The graphs are also generated using the plotly library, with the following code:


                def top5Bar(mainNum, otherNum, colours):
                  name1 = "percOfDose" + str(mainNum)
                  name2 = "percOfDose" + str(otherNum)

                  mainDose = data.nlargest(5, name1)[["CITY", name1]]
                  otherDose = data.loc[data['CITY'].isin(mainDose["CITY"])].copy()

                  mainDose[name1] = mainDose[name1].round(decimals=1)
                  otherDose[name2] = otherDose[name2].round(decimals=1)

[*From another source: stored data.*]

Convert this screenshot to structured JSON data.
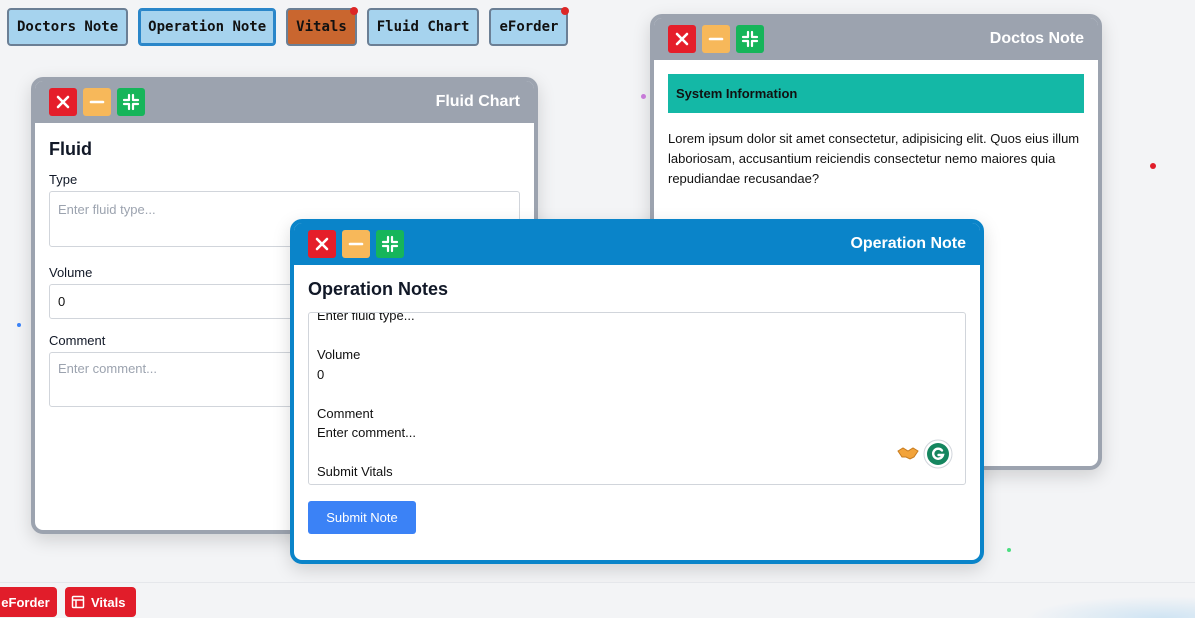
{
  "top_tabs": [
    {
      "label": "Doctors Note"
    },
    {
      "label": "Operation Note"
    },
    {
      "label": "Vitals"
    },
    {
      "label": "Fluid Chart"
    },
    {
      "label": "eForder"
    }
  ],
  "fluid_window": {
    "title": "Fluid Chart",
    "heading": "Fluid",
    "type_label": "Type",
    "type_placeholder": "Enter fluid type...",
    "volume_label": "Volume",
    "volume_value": "0",
    "comment_label": "Comment",
    "comment_placeholder": "Enter comment..."
  },
  "doctor_window": {
    "title": "Doctos Note",
    "info_heading": "System Information",
    "body_text": "Lorem ipsum dolor sit amet consectetur, adipisicing elit. Quos eius illum laboriosam, accusantium reiciendis consectetur nemo maiores quia repudiandae recusandae?"
  },
  "operation_window": {
    "title": "Operation Note",
    "heading": "Operation Notes",
    "content_lines": [
      "Enter fluid type...",
      "",
      "Volume",
      "0",
      "",
      "Comment",
      "Enter comment...",
      "",
      "Submit Vitals"
    ],
    "submit_label": "Submit Note"
  },
  "bottom_bar": {
    "items": [
      {
        "label": "eForder"
      },
      {
        "label": "Vitals"
      }
    ]
  },
  "colors": {
    "tab_bg": "#a6d3ee",
    "tab_alert_bg": "#c9662f",
    "window_header": "#9ca3af",
    "operation_header": "#0a84c9",
    "close": "#e51e2a",
    "minimize": "#f7b85a",
    "maximize": "#16b55a",
    "info_bar": "#14b8a6",
    "submit": "#3b82f6",
    "bottom_button": "#e11d2a"
  }
}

                  fig = go.Figure(data=[
                      go.Bar(name="% of Dose " + str(mainNum), x = mainDose["CITY"],y=mainDose[name1],
                            marker=dict(color=colours[0],opacity=0.8)),
                      go.Bar(name="% of Dose " + str(otherNum), x = otherDose["CITY"],y=otherDose[name2],
                            marker=dict(color=colours[1],opacity=0.8))
                  ])
                  fig.update_layout(barmode="group", title_text="Top 5 cities sorted by the highest percentage of "+
                                                                str(mainNum) + findSuffix(mainNum) + " Dose (not " +
                                                                str(otherNum) + findSuffix(otherNum) + ")")
                  fig.show()
              
The code for the bottom 5 is similar.